Welcome my sweet friend Tara to the blog today. She and I have been internet friends since I can remember. She gave me a beautiful gift after our house fire and I think of her often when I pass by it in our home. She has a lovely blog and a lovely shop and I’m so honored to have her here. She’s using one of my favorite quotes today which confirms that we are kindred spirits. You will be blessed by her kind and thoughtful heart!
The idea of telling my story used to shred me. I remember the first time I did it like it was yesterday.
I was a senior in college, and it was a Wednesday night. I stood, knees knobbing and nearly choking from a Texas-sized lump, in the front of the chapel that held our campus ministry.
I’m fairly certain I thought I’d die before I finished.
From the moment my campus pastor asked me to share, the question that hung over my head like a dark, luminous cloud was Can these people handle my story?
I felt naked and exposed standing before them that night.
I’d spent a lifetime wearing masks and drawing pictures of my life for the people in it that didn’t include any remote truth that might dare threaten their acceptance of me. I became a master at being all things to all people. I stood on the outside of my story and abandoned any part of it that made me vulnerable.
When we refuse to own who we are, shame wins. Shame loves to keep us quiet. Its one relentless mission is to convince us to exchange the truth of who we really are for the approval and acceptance of others.
When you’re as addicted to people pleasing as I used to be, it usually means you’re feeding a growing beast inside who goes by the name of Perfectionism. We all know we’re not perfect, but we just about kill ourselves trying to look like we are.
I stood and told my story that night. I didn’t tell the scariest parts. I wasn’t that brave yet. But I started the long, arduous journey from being totally obsessed with the thoughts of others to having faith that God really does repair what the locusts have eaten, that he makes all things good, that he erects beauty from ashes, and that his power really is made perfect in our weaknesses.
And a very long journey it has been.
Every year of the last twenty has taught me to let go of the notion that I need to have my act together.
These years have been good to teach me that control is positively impossible.
I’ve slowly, slowly, slowly traded in a devotion to pleasing, performing and perfection for authenticity.
Not coincidentally, marriage and parenting and friendships have been my way out of perfectionism.
They’ve forced me to see my flaws.
It’s hard to hide who I really am in those arenas, and honestly, I don’t want to.
God made us for relationships.
They plunge us into a place of vulnerable, messy and real and we watch as God does his miraculous work.
You become better at anything by practicing it over and over and over again.
It’s still scary every single time I decide to share a piece of my heart with someone, but every time I choose authenticity and vulnerability, I become braver and more courageous.
I become the me that God intended me to be.

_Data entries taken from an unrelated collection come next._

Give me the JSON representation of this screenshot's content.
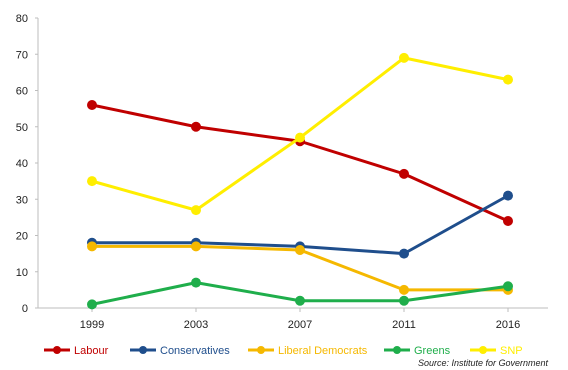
{
  "chart_data": {
    "type": "line",
    "categories": [
      "1999",
      "2003",
      "2007",
      "2011",
      "2016"
    ],
    "ylim": [
      0,
      80
    ],
    "yticks": [
      0,
      10,
      20,
      30,
      40,
      50,
      60,
      70,
      80
    ],
    "grid": false,
    "legend_position": "bottom",
    "series": [
      {
        "name": "Labour",
        "color": "#c00000",
        "values": [
          56,
          50,
          46,
          37,
          24
        ]
      },
      {
        "name": "Conservatives",
        "color": "#1f4e8c",
        "values": [
          18,
          18,
          17,
          15,
          31
        ]
      },
      {
        "name": "Liberal Democrats",
        "color": "#f5b800",
        "values": [
          17,
          17,
          16,
          5,
          5
        ]
      },
      {
        "name": "Greens",
        "color": "#1fae4b",
        "values": [
          1,
          7,
          2,
          2,
          6
        ]
      },
      {
        "name": "SNP",
        "color": "#ffee00",
        "values": [
          35,
          27,
          47,
          69,
          63
        ]
      }
    ],
    "source": "Source: Institute for Government"
  }
}
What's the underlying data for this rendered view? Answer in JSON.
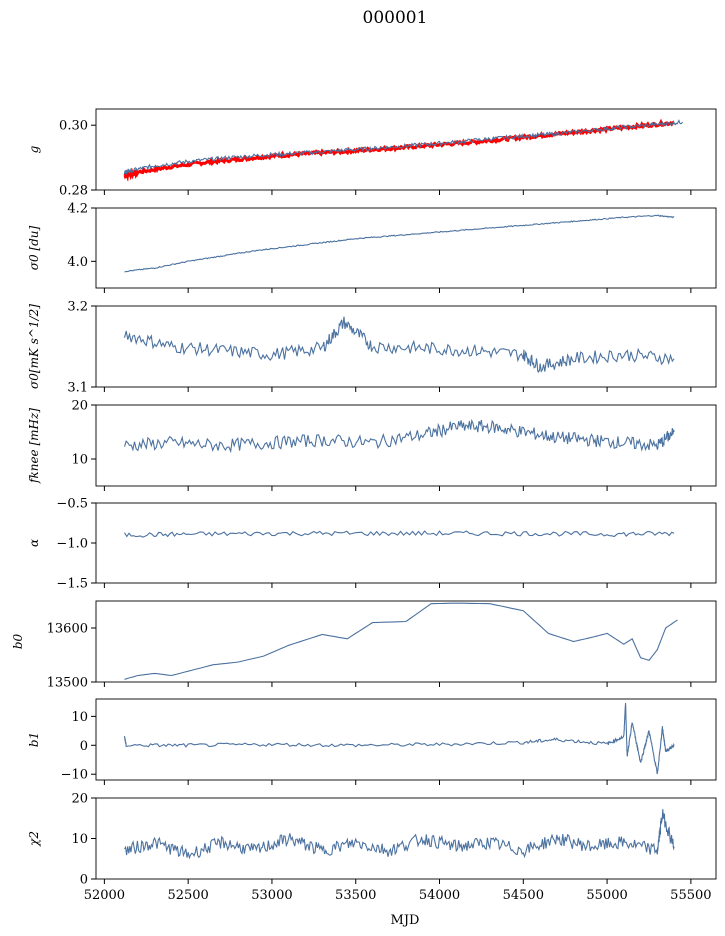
{
  "title": "000001",
  "chart_data": [
    {
      "type": "line",
      "ylabel": "g",
      "ylim": [
        0.28,
        0.305
      ],
      "yticks": [
        "0.28",
        "0.30"
      ],
      "series": [
        {
          "values_x": [
            52120,
            52200,
            52400,
            52600,
            52800,
            53000,
            53200,
            53400,
            53600,
            53800,
            54000,
            54200,
            54400,
            54600,
            54800,
            55000,
            55200,
            55400
          ],
          "values_y": [
            0.2845,
            0.2855,
            0.2872,
            0.2885,
            0.2895,
            0.2905,
            0.2912,
            0.2918,
            0.2925,
            0.2932,
            0.294,
            0.2948,
            0.2958,
            0.2968,
            0.2978,
            0.2988,
            0.2998,
            0.3008
          ]
        },
        {
          "values_x": [
            52120,
            52160,
            52300,
            52500,
            52700,
            52900,
            53100,
            53300,
            53500,
            53700,
            53900,
            54100,
            54300,
            54500,
            54700,
            54900,
            55100,
            55300,
            55450
          ],
          "values_y": [
            0.2855,
            0.286,
            0.2875,
            0.2888,
            0.2898,
            0.2906,
            0.2912,
            0.2918,
            0.2925,
            0.2932,
            0.294,
            0.2948,
            0.2958,
            0.2966,
            0.2974,
            0.2984,
            0.2994,
            0.3002,
            0.301
          ]
        }
      ]
    },
    {
      "type": "line",
      "ylabel": "σ0 [du]",
      "ylim": [
        3.9,
        4.2
      ],
      "yticks": [
        "4.0",
        "4.2"
      ],
      "series": [
        {
          "values_x": [
            52120,
            52300,
            52500,
            52700,
            52900,
            53100,
            53300,
            53500,
            53700,
            53900,
            54100,
            54300,
            54500,
            54700,
            54900,
            55100,
            55300,
            55400
          ],
          "values_y": [
            3.962,
            3.975,
            4.0,
            4.02,
            4.04,
            4.055,
            4.07,
            4.085,
            4.095,
            4.105,
            4.115,
            4.125,
            4.135,
            4.145,
            4.155,
            4.165,
            4.172,
            4.165
          ]
        }
      ]
    },
    {
      "type": "line",
      "ylabel": "σ0[mK s^1/2]",
      "ylim": [
        3.1,
        3.2
      ],
      "yticks": [
        "3.1",
        "3.2"
      ],
      "series": [
        {
          "values_x": [
            52120,
            52400,
            52700,
            53000,
            53300,
            53430,
            53600,
            53900,
            54200,
            54500,
            54600,
            54800,
            55100,
            55400
          ],
          "values_y": [
            3.165,
            3.15,
            3.145,
            3.14,
            3.148,
            3.18,
            3.15,
            3.148,
            3.145,
            3.14,
            3.125,
            3.135,
            3.14,
            3.135
          ]
        }
      ]
    },
    {
      "type": "line",
      "ylabel": "fknee [mHz]",
      "ylim": [
        5,
        20
      ],
      "yticks": [
        "10",
        "20"
      ],
      "series": [
        {
          "values_x": [
            52120,
            52400,
            52700,
            53000,
            53300,
            53600,
            53900,
            54100,
            54300,
            54500,
            54700,
            54900,
            55100,
            55300,
            55400
          ],
          "values_y": [
            12.5,
            13,
            12.5,
            13,
            13.5,
            13,
            14.5,
            16,
            16,
            15,
            14,
            13.5,
            13,
            12.5,
            15
          ]
        }
      ]
    },
    {
      "type": "line",
      "ylabel": "α",
      "ylim": [
        -1.5,
        -0.5
      ],
      "yticks": [
        "−1.5",
        "−1.0",
        "−0.5"
      ],
      "series": [
        {
          "values_x": [
            52120,
            52500,
            53000,
            53500,
            54000,
            54500,
            55000,
            55400
          ],
          "values_y": [
            -0.9,
            -0.89,
            -0.88,
            -0.88,
            -0.88,
            -0.88,
            -0.89,
            -0.88
          ]
        }
      ]
    },
    {
      "type": "line",
      "ylabel": "b0",
      "ylim": [
        13500,
        13650
      ],
      "yticks": [
        "13500",
        "13600"
      ],
      "series": [
        {
          "values_x": [
            52120,
            52200,
            52300,
            52400,
            52500,
            52650,
            52800,
            52950,
            53100,
            53300,
            53450,
            53600,
            53800,
            53950,
            54100,
            54300,
            54500,
            54650,
            54800,
            54900,
            55000,
            55100,
            55150,
            55200,
            55250,
            55300,
            55350,
            55420
          ],
          "values_y": [
            13505,
            13512,
            13516,
            13512,
            13520,
            13532,
            13537,
            13548,
            13568,
            13588,
            13580,
            13610,
            13612,
            13645,
            13646,
            13645,
            13632,
            13590,
            13575,
            13582,
            13590,
            13570,
            13580,
            13545,
            13540,
            13560,
            13600,
            13615
          ]
        }
      ]
    },
    {
      "type": "line",
      "ylabel": "b1",
      "ylim": [
        -12,
        16
      ],
      "yticks": [
        "−10",
        "0",
        "10"
      ],
      "series": [
        {
          "values_x": [
            52120,
            52130,
            52500,
            53000,
            53500,
            54000,
            54500,
            54700,
            55000,
            55100,
            55110,
            55120,
            55150,
            55200,
            55250,
            55300,
            55330,
            55350,
            55400
          ],
          "values_y": [
            3,
            0,
            0,
            0.3,
            0,
            0.3,
            1,
            2,
            0.5,
            3,
            15,
            -4,
            8,
            -6,
            5,
            -10,
            6,
            -2,
            0
          ]
        }
      ]
    },
    {
      "type": "line",
      "ylabel": "χ2",
      "ylim": [
        0,
        20
      ],
      "yticks": [
        "0",
        "10",
        "20"
      ],
      "xlabel": "MJD",
      "xlim": [
        51950,
        55650
      ],
      "xticks": [
        "52000",
        "52500",
        "53000",
        "53500",
        "54000",
        "54500",
        "55000",
        "55500"
      ],
      "series": [
        {
          "values_x": [
            52120,
            52300,
            52500,
            52700,
            52900,
            53100,
            53300,
            53500,
            53700,
            53900,
            54100,
            54300,
            54500,
            54700,
            54900,
            55100,
            55300,
            55330,
            55400
          ],
          "values_y": [
            7,
            9,
            6,
            9,
            7,
            10,
            7,
            9,
            7,
            10,
            8,
            9,
            7,
            10,
            8,
            9,
            7,
            16,
            8
          ]
        }
      ]
    }
  ]
}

The bountiful harvest that comes from living more wholeheartedly is an inner circle of people who are willing to bear the weight our stories.
As Easter approaches, we’re reminded of the One who bore the weight of who we are in the ultimate way in His death for us. It’s tempting to want to scurry past the part of the story where an excruciating death occurred, but we can’t. Without death, there’s no real hope of resurrection. We have to face the truth of who we are and those things that grip us and keep us from opening ourselves up to the redeemer of our souls.
Then and only then are we free to love and to be loved by others.
The greatest struggle in my life has been surrendering my need for control and my need to look like I’ve got it all together. This battle comes straight out of the hardest, scariest parts of my story.
But every single time I die to what my flesh craves, God resurrects more and more freedom in my heart.
The result is a vulnerable, messy, real, beautiful, wholehearted life.
God takes the things in our stories that make us vulnerable and uses them to fulfill his calling in our lives.
What are the things that make you vulnerable?
How is God using those things to shine his light in your life?